Merging with or acquiring another company is another a way to achieve economies of scope. Two regional retail chains, for example, may merge with each other to combine different product lines and reduce average warehouse costs.

Finally, a company that wants to achieve economies of scope can link its supply chain through vertical integration. The ownership of a supply chain, from raw materials to the point of sale, allows many companies to consolidate the logistical process by combining multiple products into one production process, thus reducing costs.

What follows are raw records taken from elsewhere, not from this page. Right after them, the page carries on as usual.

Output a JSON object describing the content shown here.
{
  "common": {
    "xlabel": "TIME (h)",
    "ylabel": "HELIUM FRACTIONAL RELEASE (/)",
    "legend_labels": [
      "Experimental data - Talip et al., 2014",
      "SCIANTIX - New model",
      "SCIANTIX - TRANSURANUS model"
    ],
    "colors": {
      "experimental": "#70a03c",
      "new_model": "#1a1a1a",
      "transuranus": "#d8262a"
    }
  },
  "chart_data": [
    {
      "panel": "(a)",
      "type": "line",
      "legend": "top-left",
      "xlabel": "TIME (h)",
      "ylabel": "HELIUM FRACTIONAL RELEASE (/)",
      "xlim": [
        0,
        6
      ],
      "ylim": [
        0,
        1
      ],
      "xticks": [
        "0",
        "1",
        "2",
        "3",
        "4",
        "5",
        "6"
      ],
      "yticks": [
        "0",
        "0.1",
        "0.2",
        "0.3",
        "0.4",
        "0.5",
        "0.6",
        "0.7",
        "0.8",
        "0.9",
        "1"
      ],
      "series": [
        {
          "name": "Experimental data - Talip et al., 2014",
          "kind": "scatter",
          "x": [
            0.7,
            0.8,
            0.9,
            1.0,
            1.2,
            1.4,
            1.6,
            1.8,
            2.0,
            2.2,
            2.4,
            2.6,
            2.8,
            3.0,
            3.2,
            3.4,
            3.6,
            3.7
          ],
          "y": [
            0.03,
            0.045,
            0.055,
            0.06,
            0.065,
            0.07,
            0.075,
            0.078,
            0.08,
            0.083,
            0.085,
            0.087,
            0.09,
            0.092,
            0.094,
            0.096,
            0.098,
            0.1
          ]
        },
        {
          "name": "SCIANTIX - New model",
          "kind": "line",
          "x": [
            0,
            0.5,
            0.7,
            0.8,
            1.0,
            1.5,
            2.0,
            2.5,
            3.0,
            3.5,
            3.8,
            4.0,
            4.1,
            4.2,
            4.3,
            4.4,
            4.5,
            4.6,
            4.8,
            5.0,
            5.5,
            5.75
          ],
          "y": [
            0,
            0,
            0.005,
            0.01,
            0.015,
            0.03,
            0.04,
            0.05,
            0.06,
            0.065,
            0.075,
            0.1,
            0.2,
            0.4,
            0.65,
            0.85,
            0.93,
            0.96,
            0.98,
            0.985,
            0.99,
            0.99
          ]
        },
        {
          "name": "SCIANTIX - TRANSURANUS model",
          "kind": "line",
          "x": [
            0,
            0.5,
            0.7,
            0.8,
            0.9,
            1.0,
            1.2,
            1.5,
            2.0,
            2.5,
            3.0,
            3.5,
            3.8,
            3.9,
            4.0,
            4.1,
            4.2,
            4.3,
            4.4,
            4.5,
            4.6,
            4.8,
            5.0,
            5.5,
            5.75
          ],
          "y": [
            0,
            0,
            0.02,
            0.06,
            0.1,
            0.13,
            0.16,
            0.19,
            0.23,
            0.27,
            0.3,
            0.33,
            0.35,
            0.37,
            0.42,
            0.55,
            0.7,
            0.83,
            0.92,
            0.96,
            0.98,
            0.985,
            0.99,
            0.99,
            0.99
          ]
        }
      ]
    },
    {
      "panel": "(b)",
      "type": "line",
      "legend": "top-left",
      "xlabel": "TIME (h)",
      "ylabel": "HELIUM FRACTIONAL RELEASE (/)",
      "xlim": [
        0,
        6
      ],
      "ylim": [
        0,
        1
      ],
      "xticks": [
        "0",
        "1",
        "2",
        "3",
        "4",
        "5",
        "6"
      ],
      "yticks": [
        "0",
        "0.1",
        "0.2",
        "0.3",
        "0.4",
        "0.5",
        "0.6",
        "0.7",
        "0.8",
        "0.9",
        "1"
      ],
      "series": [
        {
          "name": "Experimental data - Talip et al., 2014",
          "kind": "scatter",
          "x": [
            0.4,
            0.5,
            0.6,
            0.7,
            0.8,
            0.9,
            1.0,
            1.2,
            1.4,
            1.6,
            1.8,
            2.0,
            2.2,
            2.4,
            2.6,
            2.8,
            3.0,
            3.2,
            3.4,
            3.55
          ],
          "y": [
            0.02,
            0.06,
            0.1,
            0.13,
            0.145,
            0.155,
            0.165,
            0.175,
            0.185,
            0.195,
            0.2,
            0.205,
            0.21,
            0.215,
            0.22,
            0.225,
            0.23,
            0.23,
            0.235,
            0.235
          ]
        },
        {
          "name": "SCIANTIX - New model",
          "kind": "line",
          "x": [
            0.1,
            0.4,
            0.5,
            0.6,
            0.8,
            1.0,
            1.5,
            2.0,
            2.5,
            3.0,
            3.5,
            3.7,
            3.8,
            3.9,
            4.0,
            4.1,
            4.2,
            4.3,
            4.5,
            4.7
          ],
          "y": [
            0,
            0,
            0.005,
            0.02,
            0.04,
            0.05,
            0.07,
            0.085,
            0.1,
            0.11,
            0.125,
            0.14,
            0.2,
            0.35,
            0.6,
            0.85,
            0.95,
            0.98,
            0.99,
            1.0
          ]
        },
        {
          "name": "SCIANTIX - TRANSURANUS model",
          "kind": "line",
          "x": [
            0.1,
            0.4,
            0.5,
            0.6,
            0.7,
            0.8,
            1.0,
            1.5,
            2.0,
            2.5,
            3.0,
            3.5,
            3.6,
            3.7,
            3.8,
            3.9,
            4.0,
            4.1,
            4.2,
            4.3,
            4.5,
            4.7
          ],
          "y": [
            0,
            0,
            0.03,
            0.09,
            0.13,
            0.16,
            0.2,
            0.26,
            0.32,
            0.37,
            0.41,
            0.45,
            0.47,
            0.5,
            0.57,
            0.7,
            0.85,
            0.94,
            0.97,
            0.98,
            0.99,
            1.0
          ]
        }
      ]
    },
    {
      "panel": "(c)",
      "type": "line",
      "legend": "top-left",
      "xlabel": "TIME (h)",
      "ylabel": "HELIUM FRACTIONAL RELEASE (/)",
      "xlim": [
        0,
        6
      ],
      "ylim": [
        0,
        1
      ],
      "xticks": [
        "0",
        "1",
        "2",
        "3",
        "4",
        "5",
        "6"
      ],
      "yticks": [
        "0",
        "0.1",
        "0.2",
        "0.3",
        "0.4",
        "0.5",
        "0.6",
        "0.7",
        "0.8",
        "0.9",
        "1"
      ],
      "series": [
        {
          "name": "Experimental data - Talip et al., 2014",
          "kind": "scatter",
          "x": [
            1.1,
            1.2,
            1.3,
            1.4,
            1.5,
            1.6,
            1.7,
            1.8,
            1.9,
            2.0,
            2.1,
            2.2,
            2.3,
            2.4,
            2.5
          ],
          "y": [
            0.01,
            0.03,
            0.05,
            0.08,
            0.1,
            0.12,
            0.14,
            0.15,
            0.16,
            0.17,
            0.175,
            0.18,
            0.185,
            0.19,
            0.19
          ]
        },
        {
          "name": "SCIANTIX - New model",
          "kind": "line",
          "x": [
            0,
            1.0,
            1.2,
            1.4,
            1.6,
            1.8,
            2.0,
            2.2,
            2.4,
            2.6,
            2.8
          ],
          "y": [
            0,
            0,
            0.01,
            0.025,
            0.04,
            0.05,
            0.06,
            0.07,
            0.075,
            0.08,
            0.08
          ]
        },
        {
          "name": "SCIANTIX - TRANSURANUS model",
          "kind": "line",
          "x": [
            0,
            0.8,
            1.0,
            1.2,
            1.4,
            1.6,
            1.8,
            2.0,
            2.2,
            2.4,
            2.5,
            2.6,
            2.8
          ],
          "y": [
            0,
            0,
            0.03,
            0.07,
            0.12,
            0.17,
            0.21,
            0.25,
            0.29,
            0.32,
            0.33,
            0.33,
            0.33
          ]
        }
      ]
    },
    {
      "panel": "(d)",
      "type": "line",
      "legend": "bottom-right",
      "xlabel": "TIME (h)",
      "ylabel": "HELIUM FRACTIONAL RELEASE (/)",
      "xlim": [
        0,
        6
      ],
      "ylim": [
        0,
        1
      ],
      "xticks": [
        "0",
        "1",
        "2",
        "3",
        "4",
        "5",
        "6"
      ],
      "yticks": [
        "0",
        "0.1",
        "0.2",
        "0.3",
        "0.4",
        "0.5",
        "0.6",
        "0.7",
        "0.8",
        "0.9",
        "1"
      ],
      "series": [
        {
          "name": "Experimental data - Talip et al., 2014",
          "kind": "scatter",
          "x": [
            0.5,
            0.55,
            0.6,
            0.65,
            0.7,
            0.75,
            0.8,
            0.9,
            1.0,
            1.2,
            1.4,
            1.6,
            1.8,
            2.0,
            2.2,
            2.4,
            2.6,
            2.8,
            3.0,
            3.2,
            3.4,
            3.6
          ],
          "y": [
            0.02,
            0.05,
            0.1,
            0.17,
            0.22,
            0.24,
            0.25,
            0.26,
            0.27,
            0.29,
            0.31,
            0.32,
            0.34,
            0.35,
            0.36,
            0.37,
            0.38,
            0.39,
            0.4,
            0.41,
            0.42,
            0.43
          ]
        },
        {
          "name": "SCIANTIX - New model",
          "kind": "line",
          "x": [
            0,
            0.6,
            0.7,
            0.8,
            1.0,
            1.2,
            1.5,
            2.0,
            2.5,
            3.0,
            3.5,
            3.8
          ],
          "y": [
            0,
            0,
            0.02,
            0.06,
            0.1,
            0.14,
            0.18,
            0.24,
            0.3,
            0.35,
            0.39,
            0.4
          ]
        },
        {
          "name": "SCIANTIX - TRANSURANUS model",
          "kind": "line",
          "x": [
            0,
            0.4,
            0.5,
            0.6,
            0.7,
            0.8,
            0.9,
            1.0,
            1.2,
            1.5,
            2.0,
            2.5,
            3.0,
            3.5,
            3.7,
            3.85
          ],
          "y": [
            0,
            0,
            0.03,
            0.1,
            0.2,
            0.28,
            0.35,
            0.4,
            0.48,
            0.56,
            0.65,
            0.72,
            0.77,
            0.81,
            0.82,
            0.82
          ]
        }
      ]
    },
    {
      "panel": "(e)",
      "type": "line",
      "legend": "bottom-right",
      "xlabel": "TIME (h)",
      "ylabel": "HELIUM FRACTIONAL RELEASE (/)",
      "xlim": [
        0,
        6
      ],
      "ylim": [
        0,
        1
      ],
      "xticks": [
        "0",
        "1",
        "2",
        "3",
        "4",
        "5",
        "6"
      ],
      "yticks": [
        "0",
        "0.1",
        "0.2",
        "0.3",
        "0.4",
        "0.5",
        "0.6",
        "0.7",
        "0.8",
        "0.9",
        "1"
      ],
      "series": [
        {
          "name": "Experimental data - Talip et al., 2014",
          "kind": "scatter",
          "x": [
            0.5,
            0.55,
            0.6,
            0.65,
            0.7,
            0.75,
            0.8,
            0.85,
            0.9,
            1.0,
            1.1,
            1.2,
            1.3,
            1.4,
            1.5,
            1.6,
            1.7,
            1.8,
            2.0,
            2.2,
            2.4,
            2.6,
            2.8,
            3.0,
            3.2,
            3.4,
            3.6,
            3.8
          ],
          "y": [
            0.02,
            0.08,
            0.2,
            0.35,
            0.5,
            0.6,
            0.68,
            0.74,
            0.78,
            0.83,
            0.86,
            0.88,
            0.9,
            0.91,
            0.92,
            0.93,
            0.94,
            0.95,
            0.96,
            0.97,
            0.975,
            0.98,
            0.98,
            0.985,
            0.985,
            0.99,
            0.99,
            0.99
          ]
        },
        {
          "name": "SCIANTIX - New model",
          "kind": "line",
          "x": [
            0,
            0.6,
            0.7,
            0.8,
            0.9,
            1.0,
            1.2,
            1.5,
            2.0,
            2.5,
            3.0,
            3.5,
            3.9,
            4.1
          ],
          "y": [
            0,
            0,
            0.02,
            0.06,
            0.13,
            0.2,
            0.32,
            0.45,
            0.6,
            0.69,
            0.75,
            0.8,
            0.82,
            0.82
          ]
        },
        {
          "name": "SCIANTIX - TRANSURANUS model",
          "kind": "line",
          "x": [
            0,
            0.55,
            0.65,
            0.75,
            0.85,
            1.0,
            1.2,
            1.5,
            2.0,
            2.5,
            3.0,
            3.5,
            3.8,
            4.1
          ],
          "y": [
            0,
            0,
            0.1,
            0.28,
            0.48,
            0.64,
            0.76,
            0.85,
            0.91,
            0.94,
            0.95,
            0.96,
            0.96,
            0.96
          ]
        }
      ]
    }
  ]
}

Advantages of Economies of Scope

There is some discrepancy between economists when it comes to the importance of economies of scale because some believe that the theory can only apply to specific industries. For those that apply it, there are some advantages, including: 

  • A flexible mix of products and product design
  • Quick responses to market demand, production design and output rates
  • Less waste and lower training which lead to a reduction in costs
  • A reduction in risk — a company that diversifies its product line in many different markets can reduce its risk

Economies of Scope vs. Economies of Scale 

While economies of scope are characterized by efficiencies formed by variety, economies of scale are characterized by volume. The latter involves the reduction of the average cost, or the cost per unit, that stems from increasing production for one type of product. Economies of scale helped drive corporate growth in the 20th century and were essential to Ford’s assembly line.